De praktijk verklaart de onuitsprekelijke heerlijkheid en gelukzaligheid van de ware gelovigen:

  • Niet alleen zijn zij geroepen ‘uit de duisternis tot [Gods] wonderbaar licht’ (1 Petr. 2:9).

  • Niet alleen zijn zij ‘uit God geboren’ (Joh. 1:13).

  • Niet alleen zijn zij ‘bekeerd van de macht des satans tot God’ (Hand. 26:18).

  • Niet alleen zijn zij verenigd met Christus (1 Kor. 12:12).

  • Niet alleen zijn zij ‘gerechtvaardigd’ (Rom. 5:1).

  • Maar ook zijn zij verheven tot de macht ofwel het recht om ‘kinderen Gods’ te zijn (Joh. 1:12). 

Dit wordt met recht bij de apostel zo groot geschat, dat hij het met een uitroep aanprijst: ‘Ziet hoe grote liefde ons de Vader gegeven heeft, namelijk dat wij kinderen Gods genaamd zouden worden. ... Nu zijn wij kinderen Gods, en het is nog niet geopenbaard wat wij zijn zullen. Maar wij weten ... dat wij Hem zullen gelijk wezen’ (1 Joh. 3:1,2). 

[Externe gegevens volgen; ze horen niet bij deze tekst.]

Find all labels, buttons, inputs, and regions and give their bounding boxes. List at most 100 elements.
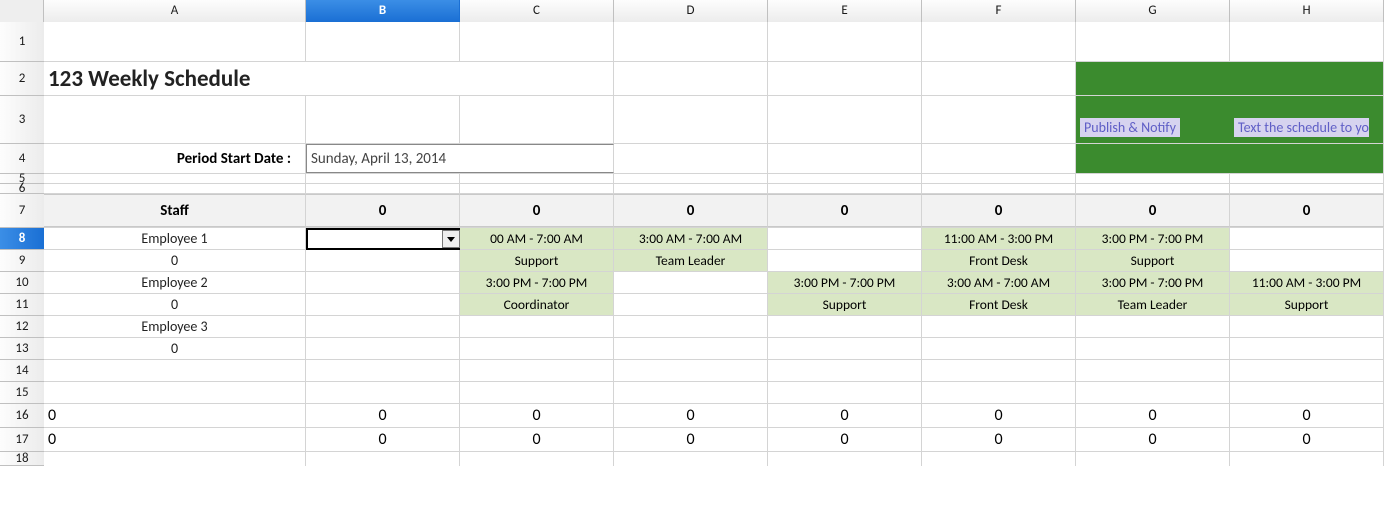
cell-D1[interactable] [614, 22, 768, 61]
emp2-shift-C-time[interactable]: 3:00 PM - 7:00 PM [460, 272, 614, 293]
emp2-shift-E-role[interactable]: Support [768, 294, 922, 315]
emp2-shift-D-time[interactable] [614, 272, 768, 293]
cell-H1[interactable] [1230, 22, 1384, 61]
header-col-F: 0 [922, 194, 1076, 227]
emp1-shift-F-time[interactable]: 11:00 AM - 3:00 PM [922, 228, 1076, 249]
cell-B8[interactable] [306, 228, 460, 249]
cell-dropdown-button[interactable] [442, 230, 460, 248]
employee1-name: Employee 1 [44, 228, 306, 249]
emp1-shift-C-role[interactable]: Support [460, 250, 614, 271]
cell-E1[interactable] [768, 22, 922, 61]
col-header-E[interactable]: E [768, 0, 922, 22]
cell-F3[interactable] [922, 96, 1076, 143]
cell-B9[interactable] [306, 250, 460, 271]
cell-B2[interactable] [306, 62, 460, 95]
col-header-H[interactable]: H [1230, 0, 1384, 22]
emp2-shift-G-role[interactable]: Team Leader [1076, 294, 1230, 315]
emp1-shift-F-role[interactable]: Front Desk [922, 250, 1076, 271]
cell-A3[interactable] [44, 96, 306, 143]
column-headers: A B C D E F G H [0, 0, 1384, 22]
row-header-18[interactable]: 18 [0, 452, 44, 466]
publish-notify-link[interactable]: Publish & Notify [1076, 96, 1230, 143]
select-all-corner[interactable] [0, 0, 44, 22]
banner-bot-G [1076, 144, 1230, 173]
text-schedule-link[interactable]: Text the schedule to yo [1230, 96, 1384, 143]
cell-B1[interactable] [306, 22, 460, 61]
row-header-2[interactable]: 2 [0, 62, 44, 96]
employee2-times-row: Employee 2 3:00 PM - 7:00 PM 3:00 PM - 7… [44, 272, 1384, 294]
emp1-shift-G-role[interactable]: Support [1076, 250, 1230, 271]
row-header-6[interactable]: 6 [0, 184, 44, 194]
emp1-shift-D-role[interactable]: Team Leader [614, 250, 768, 271]
emp2-shift-C-role[interactable]: Coordinator [460, 294, 614, 315]
total2-A: 0 [44, 428, 306, 451]
cell-D2[interactable] [614, 62, 768, 95]
emp2-shift-G-time[interactable]: 3:00 PM - 7:00 PM [1076, 272, 1230, 293]
row-1 [44, 22, 1384, 62]
row-header-13[interactable]: 13 [0, 338, 44, 360]
cell-C3[interactable] [460, 96, 614, 143]
row-header-12[interactable]: 12 [0, 316, 44, 338]
emp1-shift-D-time[interactable]: 3:00 AM - 7:00 AM [614, 228, 768, 249]
emp2-shift-D-role[interactable] [614, 294, 768, 315]
period-start-date-field[interactable]: Sunday, April 13, 2014 [306, 144, 614, 173]
row-header-10[interactable]: 10 [0, 272, 44, 294]
emp2-shift-B-role[interactable] [306, 294, 460, 315]
row-header-9[interactable]: 9 [0, 250, 44, 272]
col-header-G[interactable]: G [1076, 0, 1230, 22]
cell-D4[interactable] [614, 144, 768, 173]
row-header-3[interactable]: 3 [0, 96, 44, 144]
col-header-D[interactable]: D [614, 0, 768, 22]
total2-G: 0 [1076, 428, 1230, 451]
cell-A1[interactable] [44, 22, 306, 61]
banner-bot-H [1230, 144, 1384, 173]
row-header-14[interactable]: 14 [0, 360, 44, 382]
cell-D3[interactable] [614, 96, 768, 143]
cell-E2[interactable] [768, 62, 922, 95]
row-header-7[interactable]: 7 [0, 194, 44, 228]
emp1-shift-C-time[interactable]: 00 AM - 7:00 AM [460, 228, 614, 249]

Wij zullen dit nog des te helderder kennen en erkennen als wij nader overwegen:

  • Degene Die tot kinderen aanneemt: hoe groot is Hij, de ‘Allerhoogste’ (Luk. 6:35), de ‘Koning der koningen en Heere der heren’ (1 Tim. 6:15; vgl. 1 Sam. 18:23; Hebr. 11:24).

  • De aandrijvende oorzaak* van de aanneming tot kinderen: niet onze verdienste, maar Zijn loutere liefde; en geen gewone liefde, maar een zo grote, dat ze onbegrijpelijk is: ‘Ziet, hoe grote liefde’!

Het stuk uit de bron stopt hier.